No era lo que había pensado decirle y sintió que algo más se movía por debajo del enojo enroscado y los recelos del dragón.

¿Te parece que es asunto tuyo, mujer maga?

¿Asunto mío me dices, a mí que volví aquí para salvarte la vida? Hubiera sido mejor para mí y para ti que te dejara morir.

¿Por qué volviste entonces?

Había dos respuestas. La que ella le dio fue:

Porque quedó entendido que si tú me dabas el camino hasta el corazón de la Gruta, yo te curaría y te daría la vida.
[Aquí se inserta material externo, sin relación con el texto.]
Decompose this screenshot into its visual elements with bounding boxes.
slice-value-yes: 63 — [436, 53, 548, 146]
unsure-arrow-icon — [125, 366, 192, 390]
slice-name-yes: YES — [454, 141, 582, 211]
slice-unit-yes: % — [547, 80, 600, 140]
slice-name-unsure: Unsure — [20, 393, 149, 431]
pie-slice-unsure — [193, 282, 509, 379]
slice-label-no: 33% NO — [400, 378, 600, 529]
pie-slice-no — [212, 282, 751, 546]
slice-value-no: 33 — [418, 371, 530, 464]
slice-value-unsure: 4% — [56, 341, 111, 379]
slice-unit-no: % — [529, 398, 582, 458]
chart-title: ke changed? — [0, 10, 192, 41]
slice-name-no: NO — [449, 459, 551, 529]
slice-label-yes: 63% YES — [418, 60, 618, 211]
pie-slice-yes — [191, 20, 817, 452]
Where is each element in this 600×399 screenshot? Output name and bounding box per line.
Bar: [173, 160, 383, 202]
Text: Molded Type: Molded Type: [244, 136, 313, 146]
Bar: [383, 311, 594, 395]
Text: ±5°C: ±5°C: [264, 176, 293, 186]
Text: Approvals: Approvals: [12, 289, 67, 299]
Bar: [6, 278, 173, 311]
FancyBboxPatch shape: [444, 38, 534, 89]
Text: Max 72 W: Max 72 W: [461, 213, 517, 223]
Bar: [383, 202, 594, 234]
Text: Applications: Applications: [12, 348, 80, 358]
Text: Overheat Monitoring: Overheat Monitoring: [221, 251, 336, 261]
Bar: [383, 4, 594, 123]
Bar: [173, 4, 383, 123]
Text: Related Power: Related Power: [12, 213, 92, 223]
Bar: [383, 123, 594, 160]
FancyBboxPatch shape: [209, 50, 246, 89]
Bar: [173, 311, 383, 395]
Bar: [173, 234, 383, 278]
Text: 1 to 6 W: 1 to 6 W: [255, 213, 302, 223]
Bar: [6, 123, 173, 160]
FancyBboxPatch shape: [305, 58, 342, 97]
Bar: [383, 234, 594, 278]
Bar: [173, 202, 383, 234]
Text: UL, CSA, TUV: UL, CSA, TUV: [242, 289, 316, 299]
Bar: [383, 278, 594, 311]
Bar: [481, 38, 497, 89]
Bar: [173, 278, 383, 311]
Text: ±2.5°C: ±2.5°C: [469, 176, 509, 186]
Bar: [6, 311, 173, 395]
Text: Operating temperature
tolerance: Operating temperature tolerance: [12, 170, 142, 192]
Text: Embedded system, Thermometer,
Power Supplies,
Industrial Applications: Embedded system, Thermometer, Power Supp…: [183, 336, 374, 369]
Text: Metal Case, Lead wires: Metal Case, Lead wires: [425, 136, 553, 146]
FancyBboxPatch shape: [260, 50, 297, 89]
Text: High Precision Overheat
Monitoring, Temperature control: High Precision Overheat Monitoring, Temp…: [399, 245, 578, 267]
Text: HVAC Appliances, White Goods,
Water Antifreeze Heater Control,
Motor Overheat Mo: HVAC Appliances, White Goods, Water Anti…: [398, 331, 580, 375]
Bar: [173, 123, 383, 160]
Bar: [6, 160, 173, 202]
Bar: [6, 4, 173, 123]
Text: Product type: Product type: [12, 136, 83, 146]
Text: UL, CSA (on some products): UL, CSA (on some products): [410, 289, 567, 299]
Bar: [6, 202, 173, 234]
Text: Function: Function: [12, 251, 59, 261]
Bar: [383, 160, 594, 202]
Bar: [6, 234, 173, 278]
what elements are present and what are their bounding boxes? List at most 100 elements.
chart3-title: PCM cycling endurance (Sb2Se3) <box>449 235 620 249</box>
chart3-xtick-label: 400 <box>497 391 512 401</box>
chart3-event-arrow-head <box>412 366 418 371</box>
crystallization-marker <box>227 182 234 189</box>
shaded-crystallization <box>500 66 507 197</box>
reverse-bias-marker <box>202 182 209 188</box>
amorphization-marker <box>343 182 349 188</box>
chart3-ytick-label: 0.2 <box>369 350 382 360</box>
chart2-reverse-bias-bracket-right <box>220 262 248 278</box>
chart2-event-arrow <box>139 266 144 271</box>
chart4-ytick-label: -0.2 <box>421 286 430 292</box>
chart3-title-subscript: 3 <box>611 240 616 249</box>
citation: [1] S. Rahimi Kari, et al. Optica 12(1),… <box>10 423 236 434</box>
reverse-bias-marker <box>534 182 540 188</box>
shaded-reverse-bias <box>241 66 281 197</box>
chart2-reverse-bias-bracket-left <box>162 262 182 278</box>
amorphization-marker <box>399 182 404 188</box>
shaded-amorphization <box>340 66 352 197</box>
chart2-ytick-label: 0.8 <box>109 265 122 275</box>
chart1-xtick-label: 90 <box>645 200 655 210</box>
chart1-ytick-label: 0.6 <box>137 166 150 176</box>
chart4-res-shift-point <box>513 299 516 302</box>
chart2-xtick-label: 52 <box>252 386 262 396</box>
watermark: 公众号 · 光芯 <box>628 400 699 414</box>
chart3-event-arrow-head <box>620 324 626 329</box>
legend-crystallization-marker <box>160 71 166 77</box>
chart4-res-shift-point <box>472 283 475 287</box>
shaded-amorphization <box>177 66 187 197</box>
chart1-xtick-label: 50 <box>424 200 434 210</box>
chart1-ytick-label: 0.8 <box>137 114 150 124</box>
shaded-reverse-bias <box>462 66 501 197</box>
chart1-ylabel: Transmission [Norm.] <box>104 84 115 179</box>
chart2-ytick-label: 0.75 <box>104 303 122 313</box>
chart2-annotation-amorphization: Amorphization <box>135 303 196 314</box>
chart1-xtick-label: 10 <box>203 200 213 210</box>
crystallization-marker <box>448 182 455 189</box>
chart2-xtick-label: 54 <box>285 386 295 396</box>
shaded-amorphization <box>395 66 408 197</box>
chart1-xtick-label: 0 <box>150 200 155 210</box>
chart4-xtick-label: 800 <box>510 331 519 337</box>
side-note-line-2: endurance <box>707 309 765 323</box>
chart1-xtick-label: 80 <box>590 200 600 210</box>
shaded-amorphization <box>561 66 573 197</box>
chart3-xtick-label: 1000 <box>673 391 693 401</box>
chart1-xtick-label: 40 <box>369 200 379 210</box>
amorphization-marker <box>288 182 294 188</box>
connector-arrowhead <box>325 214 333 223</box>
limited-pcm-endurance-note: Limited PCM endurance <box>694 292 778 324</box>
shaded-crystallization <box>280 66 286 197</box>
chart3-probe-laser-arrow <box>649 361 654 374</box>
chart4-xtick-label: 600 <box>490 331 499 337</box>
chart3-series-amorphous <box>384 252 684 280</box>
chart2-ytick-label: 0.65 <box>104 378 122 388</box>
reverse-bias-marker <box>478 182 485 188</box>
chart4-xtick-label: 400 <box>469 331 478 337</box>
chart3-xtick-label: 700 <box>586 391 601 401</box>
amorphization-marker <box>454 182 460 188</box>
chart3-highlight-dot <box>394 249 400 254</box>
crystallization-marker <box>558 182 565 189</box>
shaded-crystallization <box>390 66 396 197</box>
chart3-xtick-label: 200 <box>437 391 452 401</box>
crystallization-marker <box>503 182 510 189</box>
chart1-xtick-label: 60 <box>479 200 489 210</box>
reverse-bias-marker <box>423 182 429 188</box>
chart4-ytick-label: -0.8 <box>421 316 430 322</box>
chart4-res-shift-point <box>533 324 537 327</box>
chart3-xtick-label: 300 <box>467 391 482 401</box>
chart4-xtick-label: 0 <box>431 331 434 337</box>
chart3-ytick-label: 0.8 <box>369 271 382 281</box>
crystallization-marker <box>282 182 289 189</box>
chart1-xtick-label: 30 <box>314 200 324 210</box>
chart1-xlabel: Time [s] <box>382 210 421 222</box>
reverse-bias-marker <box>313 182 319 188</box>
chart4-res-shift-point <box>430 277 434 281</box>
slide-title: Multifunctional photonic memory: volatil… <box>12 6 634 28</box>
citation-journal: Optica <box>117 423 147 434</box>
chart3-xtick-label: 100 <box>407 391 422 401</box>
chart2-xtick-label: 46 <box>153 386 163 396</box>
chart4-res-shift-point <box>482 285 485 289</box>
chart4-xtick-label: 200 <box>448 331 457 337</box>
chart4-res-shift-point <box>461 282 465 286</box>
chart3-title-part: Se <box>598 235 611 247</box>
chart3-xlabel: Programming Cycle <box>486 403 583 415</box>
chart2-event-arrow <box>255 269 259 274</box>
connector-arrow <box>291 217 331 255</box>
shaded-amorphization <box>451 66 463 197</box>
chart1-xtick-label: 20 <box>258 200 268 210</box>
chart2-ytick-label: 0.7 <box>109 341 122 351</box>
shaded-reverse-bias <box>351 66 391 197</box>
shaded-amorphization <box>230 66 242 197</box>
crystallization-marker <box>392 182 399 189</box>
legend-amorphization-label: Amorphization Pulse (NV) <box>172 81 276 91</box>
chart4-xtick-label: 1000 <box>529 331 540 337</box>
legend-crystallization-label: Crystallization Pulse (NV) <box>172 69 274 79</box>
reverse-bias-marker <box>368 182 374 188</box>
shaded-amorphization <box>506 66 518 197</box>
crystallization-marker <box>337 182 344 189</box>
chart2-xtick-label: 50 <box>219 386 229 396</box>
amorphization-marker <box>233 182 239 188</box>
Pero en esa curación, tú me diste tu nombre, Morkeleb el Negro.

Y el nombre que dijo en su mente era la cinta de música que era el verdadero nombre del dragón, su esencia; y vio que él se encogía al oírlo.

Dicen: «Salva un dragón, hazlo tu esclavo, y por tu nombre harás lo que yo te pida.»

La onda de furia contra ella fue como una ola oscura y a lo largo de los flancos del dragón las escalas afiladas como cuchillos se levantaron un poco, como el pelo de un perro que se eriza. Alrededor de ellos en la negrura del Templo, el oro parecía susurrar, llevando en él la colina de la rabia del dragón.

Soy Morkeleb el Negro. No soy ni seré esclavo de nada ni de nadie, y menos que nada de una mujer humana, sea maga o no. Yo no cumplo los deseos de nadie, sólo los míos.

El peso amargo de los pensamientos extraños cayó sobre Jenny, con más fuerza que la oscuridad. Pero los ojos de ella eran los ojos de un mago, ojos que veían en la oscuridad; su mente tenía un tipo de fulgor iluminado que no había estado allí antes. No le tenía miedo ahora; una fuerza extraña que no había sabido que poseía se movía en su interior. Murmuró la magia del nombre del dragón como hubiera formado las notas sobre su arpa, en toda su complejidad de nudos, y lo vio encogerse un poco otra vez. Sus garras afiladas como navajas se movieron un poco sobre el oro.